The visit itself, is a story for another blog but trying to explain my activities to her was quite strange.  I said, “You’ll be hearing me say “Do it now” about 50 times a day.  I’ll also be interrupting our activities to read 3 times a day plus I’ll be reading my life’s purpose 3 times a day.”  I was proud that I interrupted our visit often to do my “homework”, however, I had a difficult time concentrating knowing she was just outside the door waiting for me.  I’m concerned that I fell asleep from entertaining exhaustion and missed one night of my homework.  Hopefully, no damage was done to my progress.  Yes, I always keep my promises except when I’m just too exhausted and stressed.  I’ve been feeling an abnormal amount of anxiety since I started this course.  I’m not sure if it’s my old blueprint fighting the new one, anxiety over her visit (she left today) or just being overwhelmed in general.  Time will tell.

Week 1 If not now..when?

I was hesitant to go on this journey of self discovery.  I’ve read so many self help books through the years and very little changed.

Initially I thought I’d look into this as a way to get better results with my business.  Since I love what I do and I’m truly on a mission to change the health of a generation (my company’s mission), I thought it might be worth it just for that reason.

I’ve already changed some lives by sharing my products, but the possibility of changing thousands of lives, including my own, is very enticing.  When I applied for the scholarship with this pay it forward training, I was slightly intimidated by the requirements but pushed through.

But, when I found out it’s a 6 month, 7 day a week commitment, I thought to myself – nope, I don’t have the time.  Then I heard this wasn’t a typical training course because  it could change your life….  Did I really want to change my life? I had to ponder that for awhile.  Who would I change into? A better person? They say I’m a good person now. Did I really want to dig deep inside to find out who I am after so many decades on the planet?
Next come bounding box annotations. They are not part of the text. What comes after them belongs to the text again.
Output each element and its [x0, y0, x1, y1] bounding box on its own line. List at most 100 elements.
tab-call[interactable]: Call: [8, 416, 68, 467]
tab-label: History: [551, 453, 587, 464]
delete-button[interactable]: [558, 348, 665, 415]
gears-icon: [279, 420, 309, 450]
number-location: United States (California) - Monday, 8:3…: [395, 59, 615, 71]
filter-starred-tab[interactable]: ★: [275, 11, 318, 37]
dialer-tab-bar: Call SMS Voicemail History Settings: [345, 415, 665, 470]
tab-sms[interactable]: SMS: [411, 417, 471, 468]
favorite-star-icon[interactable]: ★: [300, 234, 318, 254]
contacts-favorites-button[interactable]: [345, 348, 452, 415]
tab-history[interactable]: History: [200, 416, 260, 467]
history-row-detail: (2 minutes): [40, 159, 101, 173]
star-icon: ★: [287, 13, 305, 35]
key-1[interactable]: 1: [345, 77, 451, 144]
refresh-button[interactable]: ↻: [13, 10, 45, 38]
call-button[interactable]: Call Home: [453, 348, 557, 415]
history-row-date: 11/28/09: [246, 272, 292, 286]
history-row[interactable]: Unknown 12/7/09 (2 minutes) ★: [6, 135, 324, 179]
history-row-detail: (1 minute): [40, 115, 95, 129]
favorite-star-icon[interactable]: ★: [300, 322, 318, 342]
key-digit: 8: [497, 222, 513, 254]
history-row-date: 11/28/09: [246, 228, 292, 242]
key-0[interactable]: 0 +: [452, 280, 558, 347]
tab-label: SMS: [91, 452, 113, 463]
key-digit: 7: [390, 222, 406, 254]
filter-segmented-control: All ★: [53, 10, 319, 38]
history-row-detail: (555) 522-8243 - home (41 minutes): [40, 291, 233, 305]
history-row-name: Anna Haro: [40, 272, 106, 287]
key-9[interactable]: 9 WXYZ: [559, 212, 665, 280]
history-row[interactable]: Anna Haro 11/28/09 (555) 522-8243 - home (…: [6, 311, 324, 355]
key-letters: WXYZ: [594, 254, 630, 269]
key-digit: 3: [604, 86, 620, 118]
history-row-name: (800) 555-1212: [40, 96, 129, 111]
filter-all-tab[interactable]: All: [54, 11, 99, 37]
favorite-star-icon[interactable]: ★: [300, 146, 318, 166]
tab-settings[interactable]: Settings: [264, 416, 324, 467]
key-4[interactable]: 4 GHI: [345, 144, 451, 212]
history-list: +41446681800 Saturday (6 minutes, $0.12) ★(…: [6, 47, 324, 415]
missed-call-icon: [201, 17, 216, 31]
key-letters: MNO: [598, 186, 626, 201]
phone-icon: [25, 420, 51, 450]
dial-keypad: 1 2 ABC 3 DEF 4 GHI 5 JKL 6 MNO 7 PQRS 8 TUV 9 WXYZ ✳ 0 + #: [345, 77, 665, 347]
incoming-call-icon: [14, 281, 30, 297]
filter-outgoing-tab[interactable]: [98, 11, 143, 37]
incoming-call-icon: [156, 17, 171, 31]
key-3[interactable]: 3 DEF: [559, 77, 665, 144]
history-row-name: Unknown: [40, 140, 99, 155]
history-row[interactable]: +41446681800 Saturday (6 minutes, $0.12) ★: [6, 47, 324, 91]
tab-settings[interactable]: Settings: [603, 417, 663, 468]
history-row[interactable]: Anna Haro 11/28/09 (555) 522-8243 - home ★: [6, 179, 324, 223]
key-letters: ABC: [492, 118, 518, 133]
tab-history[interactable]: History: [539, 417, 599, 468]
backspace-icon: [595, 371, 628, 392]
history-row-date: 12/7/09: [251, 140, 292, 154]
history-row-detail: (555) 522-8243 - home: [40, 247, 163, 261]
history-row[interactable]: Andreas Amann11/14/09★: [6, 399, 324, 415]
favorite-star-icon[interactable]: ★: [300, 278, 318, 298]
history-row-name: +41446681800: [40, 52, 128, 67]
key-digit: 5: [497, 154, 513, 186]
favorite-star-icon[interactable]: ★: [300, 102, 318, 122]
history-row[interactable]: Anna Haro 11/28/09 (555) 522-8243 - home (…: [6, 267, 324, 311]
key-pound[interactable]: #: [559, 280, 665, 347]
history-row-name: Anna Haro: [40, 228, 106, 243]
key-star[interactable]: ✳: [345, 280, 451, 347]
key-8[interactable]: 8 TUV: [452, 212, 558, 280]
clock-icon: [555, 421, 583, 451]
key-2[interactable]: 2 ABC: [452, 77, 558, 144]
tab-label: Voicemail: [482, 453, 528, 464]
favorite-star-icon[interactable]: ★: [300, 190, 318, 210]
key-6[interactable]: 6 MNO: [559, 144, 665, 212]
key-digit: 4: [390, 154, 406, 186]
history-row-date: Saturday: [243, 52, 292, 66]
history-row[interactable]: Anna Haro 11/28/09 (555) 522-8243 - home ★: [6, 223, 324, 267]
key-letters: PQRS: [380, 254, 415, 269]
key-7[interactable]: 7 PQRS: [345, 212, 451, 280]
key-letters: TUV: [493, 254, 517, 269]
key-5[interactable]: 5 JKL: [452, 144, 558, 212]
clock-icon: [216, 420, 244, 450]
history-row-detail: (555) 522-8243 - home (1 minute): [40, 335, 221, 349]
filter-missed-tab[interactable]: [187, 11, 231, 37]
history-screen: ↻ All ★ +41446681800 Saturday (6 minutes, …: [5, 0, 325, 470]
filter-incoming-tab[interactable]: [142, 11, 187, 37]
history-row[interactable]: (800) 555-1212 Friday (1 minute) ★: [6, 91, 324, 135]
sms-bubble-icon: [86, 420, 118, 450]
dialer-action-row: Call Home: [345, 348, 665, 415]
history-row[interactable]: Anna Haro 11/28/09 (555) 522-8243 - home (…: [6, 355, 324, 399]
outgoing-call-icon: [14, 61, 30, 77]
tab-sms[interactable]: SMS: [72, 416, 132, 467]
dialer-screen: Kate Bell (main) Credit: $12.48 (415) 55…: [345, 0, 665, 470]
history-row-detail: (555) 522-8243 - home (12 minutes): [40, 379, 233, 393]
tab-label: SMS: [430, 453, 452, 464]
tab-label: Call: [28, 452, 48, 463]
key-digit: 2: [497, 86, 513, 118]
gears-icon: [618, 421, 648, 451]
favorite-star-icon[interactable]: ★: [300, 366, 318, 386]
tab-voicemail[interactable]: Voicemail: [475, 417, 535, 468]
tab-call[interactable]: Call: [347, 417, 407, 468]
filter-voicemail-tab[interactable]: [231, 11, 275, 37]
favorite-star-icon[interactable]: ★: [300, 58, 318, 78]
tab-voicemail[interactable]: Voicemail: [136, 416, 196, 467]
I think I’m a bit afraid to dig too deep. Suppose I find out something unpleasant about myself? I’ve always felt that I never lived up to my potential.  Suppose I find out that there’s no more potential. That I’ve used up all of my gifts.

And then it hit me! In order for me to change other’s lives for the better… I need to change and become better too.  But was this the right way to do it… 7 days a week for 6 months?  And then my favorite 4 words popped into my head ‘IF NOT NOW, WHEN?’

Throughout my married life, whenever I hesitated to make a change, those words are what my husband always  used to remind me that we shouldn’t delay our dreams, plans, hopes and adventures. Tomorrow is promised to no one. Sometime opportunities only arrive one time.

With that in mind I decided to go for it.  I’m actually glad to blog about it as I’m excited to document my journey to find out who I can become.  Hopefully, the best that I can be…. with a good shot to become as happy and fulfilled as possible and then pay it forward.